Harris’s List of Covent Garden Ladies was a real publication, printed in London from 1757 through 1795, being updated most years. It was a guide to prostitutes and courtesans, complete with their names—perhaps with one letter missing—and addresses, as well as notes upon appearance, specialities and prices. The excerpts that Catherine and Eurydice read in the prologue are from editions of the guide.

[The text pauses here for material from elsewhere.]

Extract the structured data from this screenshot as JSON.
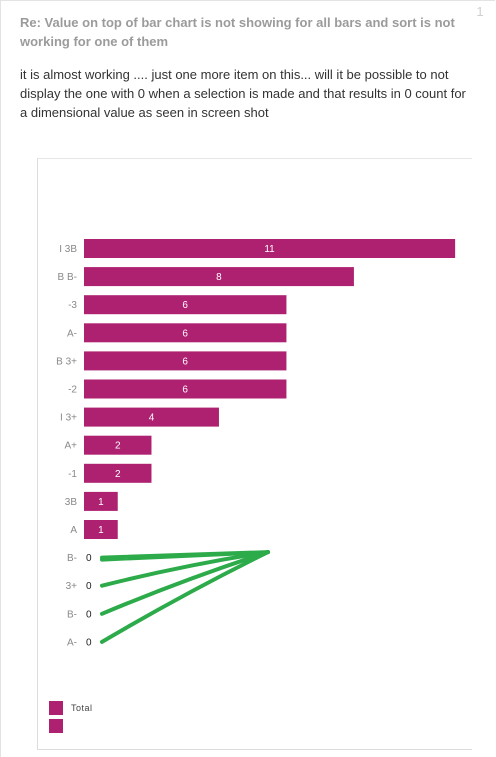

The volume was originally compiled by Samuel Derrick, a linen draper from Dublin who came to London to pursue his dream of becoming an actor, dramatist and famed poet. In London, Derrick frequented The Shakespear’s Head, a coffeehouse in Covent Garden, whose chief waiter, one John Harrison, called himself the Pimp-General of All England. Inspired by this procurer’s own notes on the local ladies, Derrick created and published his own volume when in desperate need of money. There was likely an agreement with Jack Harris for the use of his name—although he subsequently published a competing title, which was not a success — although Derrick used his own observations. Derrick’s contribution remained anonymous for decades. It was a very popular little volume and it was believed to have sold 8000 copies per year in the 1760s. After Derrick’s death in 1769, the book continued to be updated by others, until its publication was ceased in 1795.
Hallie Rubenhold has written about this book—Harris’s List of Covent Garden Ladies: Sex in the City in Georgian Britain—as well as 18th century courtesans like Charlotte Hayes in The Covent Garden Ladies.